Objectives:
To investigate how surface treatment affects fracture force, flexural strength, and dynamic loading cycles until failure of 3D-printed restorations.

Materials and methods:
Specimens (7 groups; n = 8 per group) were 3D-printed from an acrylate-based crown and bridge material. After cleaning and post-polymerization, specimens were treated with either silicon carbide paper (1000 grit; 1000/4000 grit) or blasting (Al2O3; 1 bar/125 µm; 2 bar/125 µm; 1 bar/250 µm) to simulate laboratory treatment. Surface roughness (Arithmetic mean Sa/maximum roughness height Sz; ISO 25178-2); fracture force (FF) and biaxial flexural strength (BFS; ISO 6872) were determined. The number of dynamic load cycles (LC) to failure was determined under cyclic loading in a BFS staircase approach. Statistics: ANOVA, Bonferroni-test, Kaplan-Meier survival, Pearson correlation; α = 0.05.

Results:
BFS ranged between 94.4 MPa and 199.9 MPa, FF between 260.6 N and 428.6 N and Sa/Sz between 0.0/1.0 μm and 1.8/18.4 μm. BFS, FF and Sa/Sz showed significant differences between the treatments (p < 0.001) and individual groups (p ≤ 0.013). Mean LC ranged between 204,364 and 267,637 cycles. ANOVA comparisons (p = 0.706) and Log Rank test (Chi2: 10,835; p = 0.094; Fig. 2) revealed no significant differences between the loading cycles.
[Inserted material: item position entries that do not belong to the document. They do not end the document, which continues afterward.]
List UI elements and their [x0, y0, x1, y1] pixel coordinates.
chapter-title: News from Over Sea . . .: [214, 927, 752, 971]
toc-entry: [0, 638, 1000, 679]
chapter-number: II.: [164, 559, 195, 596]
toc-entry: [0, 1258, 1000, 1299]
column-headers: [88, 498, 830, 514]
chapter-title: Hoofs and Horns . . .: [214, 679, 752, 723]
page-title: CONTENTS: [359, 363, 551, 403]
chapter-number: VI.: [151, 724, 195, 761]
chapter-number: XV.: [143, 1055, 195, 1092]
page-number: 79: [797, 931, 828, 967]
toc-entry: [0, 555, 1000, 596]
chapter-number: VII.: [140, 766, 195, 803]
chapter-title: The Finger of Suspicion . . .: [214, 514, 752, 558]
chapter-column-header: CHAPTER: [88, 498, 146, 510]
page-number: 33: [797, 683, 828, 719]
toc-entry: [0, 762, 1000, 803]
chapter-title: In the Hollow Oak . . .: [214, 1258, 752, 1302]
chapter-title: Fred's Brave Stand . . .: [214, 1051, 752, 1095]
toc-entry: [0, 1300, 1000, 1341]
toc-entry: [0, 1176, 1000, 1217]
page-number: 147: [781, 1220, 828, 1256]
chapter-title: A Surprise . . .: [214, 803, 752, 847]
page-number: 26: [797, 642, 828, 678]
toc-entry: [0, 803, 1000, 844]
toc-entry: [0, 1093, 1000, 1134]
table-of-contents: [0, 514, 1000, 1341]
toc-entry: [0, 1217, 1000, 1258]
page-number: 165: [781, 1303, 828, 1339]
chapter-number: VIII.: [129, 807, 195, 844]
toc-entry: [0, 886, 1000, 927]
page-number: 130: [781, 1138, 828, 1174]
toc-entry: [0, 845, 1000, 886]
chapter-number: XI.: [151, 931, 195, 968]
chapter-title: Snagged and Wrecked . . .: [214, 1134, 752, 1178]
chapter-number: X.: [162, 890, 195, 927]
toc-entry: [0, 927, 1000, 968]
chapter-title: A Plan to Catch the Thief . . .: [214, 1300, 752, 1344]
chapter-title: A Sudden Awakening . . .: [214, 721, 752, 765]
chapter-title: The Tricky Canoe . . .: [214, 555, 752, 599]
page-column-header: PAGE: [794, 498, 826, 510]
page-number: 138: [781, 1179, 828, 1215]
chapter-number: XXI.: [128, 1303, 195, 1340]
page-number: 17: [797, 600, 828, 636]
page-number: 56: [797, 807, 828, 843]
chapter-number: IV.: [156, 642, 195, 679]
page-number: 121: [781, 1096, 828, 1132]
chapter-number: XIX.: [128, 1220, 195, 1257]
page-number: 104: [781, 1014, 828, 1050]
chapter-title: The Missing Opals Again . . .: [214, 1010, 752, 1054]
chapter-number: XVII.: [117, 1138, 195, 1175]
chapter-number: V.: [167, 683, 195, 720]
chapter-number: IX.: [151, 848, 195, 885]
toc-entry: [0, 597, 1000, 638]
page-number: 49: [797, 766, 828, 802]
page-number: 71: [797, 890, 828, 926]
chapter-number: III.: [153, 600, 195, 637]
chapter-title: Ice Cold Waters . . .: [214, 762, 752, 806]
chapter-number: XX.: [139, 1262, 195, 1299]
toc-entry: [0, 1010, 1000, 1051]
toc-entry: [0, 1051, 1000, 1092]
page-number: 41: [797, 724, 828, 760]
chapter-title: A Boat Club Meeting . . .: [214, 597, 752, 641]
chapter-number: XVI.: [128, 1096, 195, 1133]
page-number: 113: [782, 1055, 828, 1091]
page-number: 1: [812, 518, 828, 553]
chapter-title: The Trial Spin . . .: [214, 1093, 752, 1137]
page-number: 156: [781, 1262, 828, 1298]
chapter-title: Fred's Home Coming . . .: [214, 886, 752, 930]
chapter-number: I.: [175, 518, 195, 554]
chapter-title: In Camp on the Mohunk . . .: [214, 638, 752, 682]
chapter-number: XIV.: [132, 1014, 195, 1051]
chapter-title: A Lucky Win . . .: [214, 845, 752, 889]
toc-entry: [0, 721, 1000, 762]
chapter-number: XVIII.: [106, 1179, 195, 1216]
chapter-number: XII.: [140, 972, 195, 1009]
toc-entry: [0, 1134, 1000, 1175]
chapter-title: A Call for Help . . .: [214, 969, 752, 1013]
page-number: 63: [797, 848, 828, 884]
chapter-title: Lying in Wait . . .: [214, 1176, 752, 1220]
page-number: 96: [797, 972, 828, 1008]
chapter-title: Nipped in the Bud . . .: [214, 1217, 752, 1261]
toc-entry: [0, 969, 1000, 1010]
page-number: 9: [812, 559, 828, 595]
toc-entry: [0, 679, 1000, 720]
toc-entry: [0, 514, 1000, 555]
Surface treatment with either silicon carbide papers or blasting protocols had a significant influence on FF, BFS, Sa, and Sz, but not on LC.

Conclusions:
Surface treatment affected the fracture force and biaxial fracture strength of a 3D-printed crown. It showed no influence on the long-term dynamic behavior.

Clinical relevance:
Smooth surfaces improve the stability of a restoration fabricated from 3D-printing resins. Extensive surface roughness treatment before cementation can reduce the stability of a crown.